The sweat lodge was constructed in Mianscum’s friend Lana Wapachee’s backyard to help Wapachee heal after she split from her partner. Mianscum hoped that traditional healing practices would benefit her, as well as other members of the community:
“The reason I built it was because I have seen a lot of drug and alcohol abuse and people going through different problems,” Mianscum said, according to The Nation. “I have been there in my own community and I have also faced these problems. So I wanted to take part in the healing process and help people in the community. This is what I do as a sweat-lodge carrier—I try to help people change their lives.”
Not so fast, buddy.
Christians in the community became upset by the presence of a traditional sweat lodge, and organized a petition to dismantle it. Glen Wapachee, Lana Wapachee’s father, said the petition had only 16 signatures on it. However, those 16 seemed to have created enough momentum for the bylaw to pass. “I was a councillor for 15 years in this community, and I didn’t agree with the way they set it up and the way this was done,” said Glen Wapachee, according to another Nation article.

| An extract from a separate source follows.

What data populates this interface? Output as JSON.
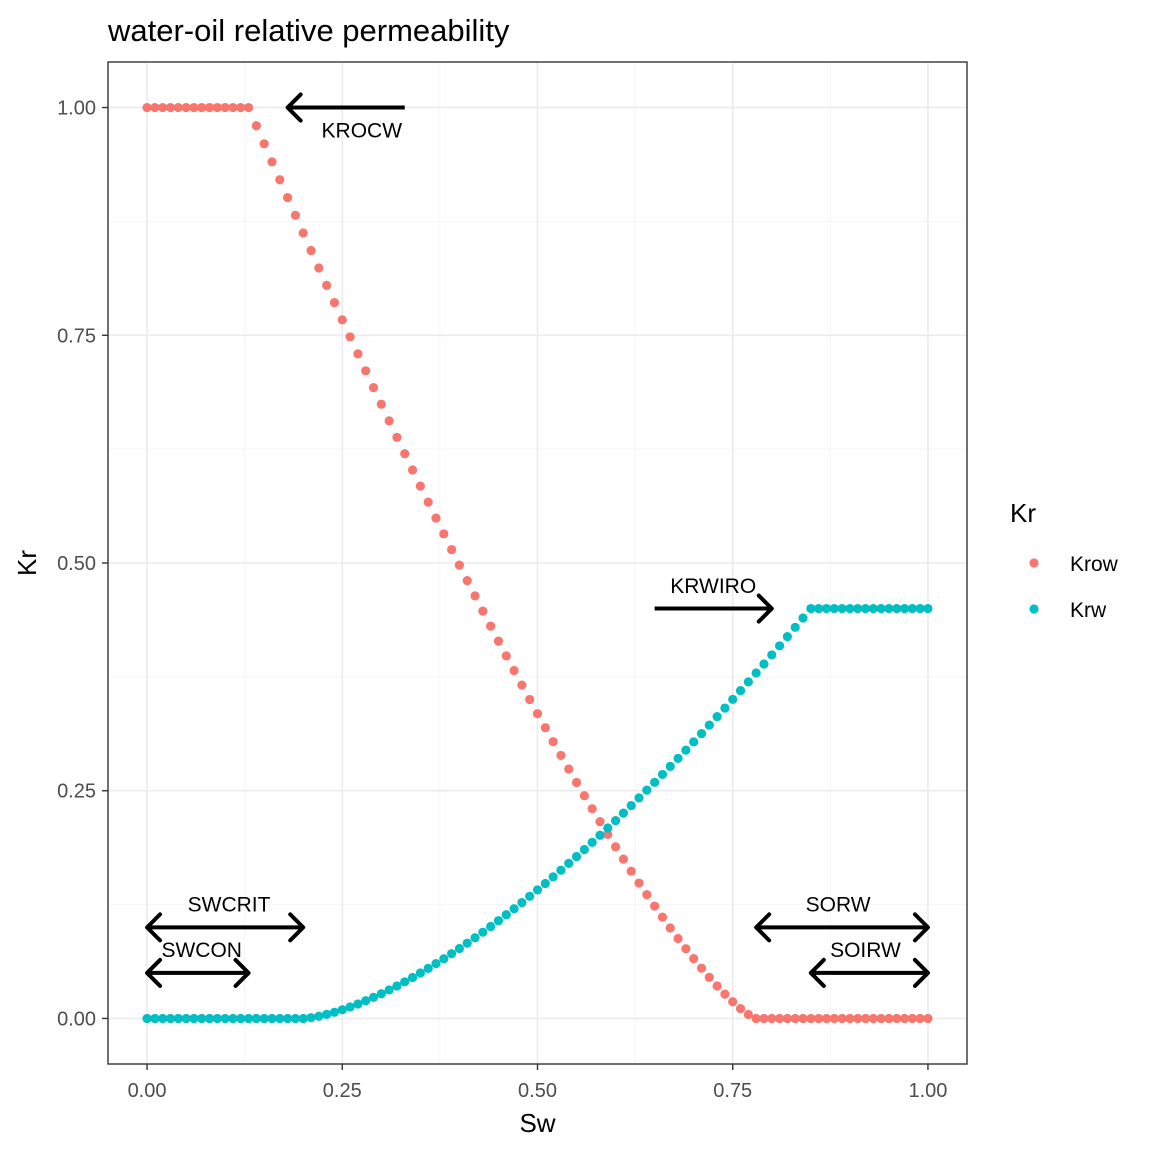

His wife, Margaret Wapachee, noted that during the meeting in which traditional practices and ceremonies were outlawed, those who tried to defend the sweat lodge were prevented from speaking; and that Chief Louise Wapachee, Glen Wapachee’s sister, was very forceful in her pushing for the ban.
The heated religious conflict has split not just the community but the extended family as well.
Margaret, Glen, Lana, and other the pro-lodge relatives feel like their human rights have been violated, and plan on seeking legal council, The Nation reported.
In the meanwhile, an important question arises. What’s next… witch-burning?